Mix and Match is a creative learning activity in which students combine two unrelated concepts – animals, objects, places, characters, materials, or abstract ideas – to invent something entirely new. The task encourages divergent thinking, flexible imagination, playful experimentation and creative explanation. Instead of simply matching words, students explore why and how two ideas can fit together, what the new mash-up could look like, and what purpose or meaning it could have. The aim is not a “funny creature,” but a creativity-driven reasoning process: invent, justify, compare, refine.
Proposed step by step implementation of the learning activity:
- Warm-up: Getting ideas flowing.
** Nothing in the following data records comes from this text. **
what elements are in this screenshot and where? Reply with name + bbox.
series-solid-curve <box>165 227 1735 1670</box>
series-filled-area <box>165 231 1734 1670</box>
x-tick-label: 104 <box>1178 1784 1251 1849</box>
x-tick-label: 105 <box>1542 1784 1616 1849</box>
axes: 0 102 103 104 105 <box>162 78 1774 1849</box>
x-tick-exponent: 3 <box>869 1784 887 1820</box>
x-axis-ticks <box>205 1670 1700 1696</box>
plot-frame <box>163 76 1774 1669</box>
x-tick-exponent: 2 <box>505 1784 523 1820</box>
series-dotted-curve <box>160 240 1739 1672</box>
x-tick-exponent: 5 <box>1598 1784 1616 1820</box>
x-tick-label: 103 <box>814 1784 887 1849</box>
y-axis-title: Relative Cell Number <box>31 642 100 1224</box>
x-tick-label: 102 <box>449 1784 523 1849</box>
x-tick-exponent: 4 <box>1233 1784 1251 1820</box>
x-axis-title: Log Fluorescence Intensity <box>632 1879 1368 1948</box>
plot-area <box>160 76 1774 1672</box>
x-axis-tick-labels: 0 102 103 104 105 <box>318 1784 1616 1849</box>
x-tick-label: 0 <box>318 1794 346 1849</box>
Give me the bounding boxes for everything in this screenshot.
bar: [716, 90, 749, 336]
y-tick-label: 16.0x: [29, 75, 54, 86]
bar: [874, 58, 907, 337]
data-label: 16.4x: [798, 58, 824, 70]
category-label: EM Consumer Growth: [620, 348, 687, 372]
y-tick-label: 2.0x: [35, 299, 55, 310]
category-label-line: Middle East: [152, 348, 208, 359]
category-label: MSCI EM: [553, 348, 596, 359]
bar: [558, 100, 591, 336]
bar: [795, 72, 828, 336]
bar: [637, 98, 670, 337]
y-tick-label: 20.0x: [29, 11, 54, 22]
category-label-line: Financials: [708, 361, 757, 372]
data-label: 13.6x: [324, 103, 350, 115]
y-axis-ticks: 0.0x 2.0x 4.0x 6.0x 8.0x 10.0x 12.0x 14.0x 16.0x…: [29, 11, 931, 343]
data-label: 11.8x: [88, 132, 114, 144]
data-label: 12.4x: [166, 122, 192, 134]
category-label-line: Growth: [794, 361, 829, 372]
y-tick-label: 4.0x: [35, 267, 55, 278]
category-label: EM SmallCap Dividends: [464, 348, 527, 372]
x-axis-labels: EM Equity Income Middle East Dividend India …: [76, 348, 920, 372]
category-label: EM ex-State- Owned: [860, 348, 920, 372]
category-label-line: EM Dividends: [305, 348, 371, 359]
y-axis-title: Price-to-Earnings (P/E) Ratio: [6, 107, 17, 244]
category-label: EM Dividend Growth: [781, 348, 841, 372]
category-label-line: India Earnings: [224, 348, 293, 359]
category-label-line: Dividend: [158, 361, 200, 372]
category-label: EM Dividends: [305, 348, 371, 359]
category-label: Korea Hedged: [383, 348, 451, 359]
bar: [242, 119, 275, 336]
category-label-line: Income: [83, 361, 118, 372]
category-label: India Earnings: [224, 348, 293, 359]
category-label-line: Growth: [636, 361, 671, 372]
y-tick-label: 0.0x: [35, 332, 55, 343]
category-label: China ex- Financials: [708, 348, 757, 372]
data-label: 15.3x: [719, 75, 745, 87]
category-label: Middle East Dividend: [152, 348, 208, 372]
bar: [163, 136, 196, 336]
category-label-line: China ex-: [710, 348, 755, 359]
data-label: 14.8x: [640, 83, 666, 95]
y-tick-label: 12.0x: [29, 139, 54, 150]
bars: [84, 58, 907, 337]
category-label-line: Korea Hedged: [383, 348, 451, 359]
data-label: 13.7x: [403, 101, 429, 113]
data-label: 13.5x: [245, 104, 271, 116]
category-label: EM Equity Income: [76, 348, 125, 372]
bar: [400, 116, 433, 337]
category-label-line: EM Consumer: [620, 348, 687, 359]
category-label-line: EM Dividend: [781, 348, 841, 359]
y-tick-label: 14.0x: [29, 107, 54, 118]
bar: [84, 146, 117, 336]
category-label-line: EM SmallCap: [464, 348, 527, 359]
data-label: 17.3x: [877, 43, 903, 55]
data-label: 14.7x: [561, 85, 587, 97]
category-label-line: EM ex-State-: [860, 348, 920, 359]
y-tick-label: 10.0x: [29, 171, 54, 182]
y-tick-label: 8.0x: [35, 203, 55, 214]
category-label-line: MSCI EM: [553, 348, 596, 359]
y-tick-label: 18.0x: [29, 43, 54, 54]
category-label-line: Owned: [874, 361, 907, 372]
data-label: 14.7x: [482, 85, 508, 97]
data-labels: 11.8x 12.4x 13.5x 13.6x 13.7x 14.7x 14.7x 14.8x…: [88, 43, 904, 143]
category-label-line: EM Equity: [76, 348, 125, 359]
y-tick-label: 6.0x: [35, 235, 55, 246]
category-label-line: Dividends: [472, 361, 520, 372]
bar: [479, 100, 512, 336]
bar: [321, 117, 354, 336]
The teacher shows two simple cards (e.g., elephant + helicopter) and models an imaginative mash-up: What could it look like?; What could it do?; What problem could it solve? Students share quick ideas in pairs.
- Exploration phase: Noticing possibilities. In pairs, students study a set of cards and brainstorm: What surprising connections can we find?; How many different ideas can we generate with the same pair?; What if we change one word?; What if the mash-up lived in the sea / space / forest / city? The teacher prompts curiosity and flexibility.
- Guided activity: Creating and describing mash-ups. Each pair randomly selects two cards (living things, places, objects, emotions, inventions, etc.) and develops a creative mash-up: They must: describe its appearance; explain its abilities or purpose; decide where it lives; identify what challenge it faces; invent how it solves the challenge. Students draw or write short notes.
- Main activity: Building the Mash-Up Gallery. Each pair creates a visual representation (drawing, collage, labelled sketch). Then the whole class participates in a gallery walk. At each station, students: guess the mash-up’s functions; ask questions; add “What if…?” suggestions, appreciate original ideas. The creators then explain their design and thinking process.
- Creative extension: Pairs may: create a backstory; write a short comic scene; act out how their mash-up moves or communicates.
- Whole-class closing reflection: Students share what surprised them, what idea inspired them, and how their creativity developed.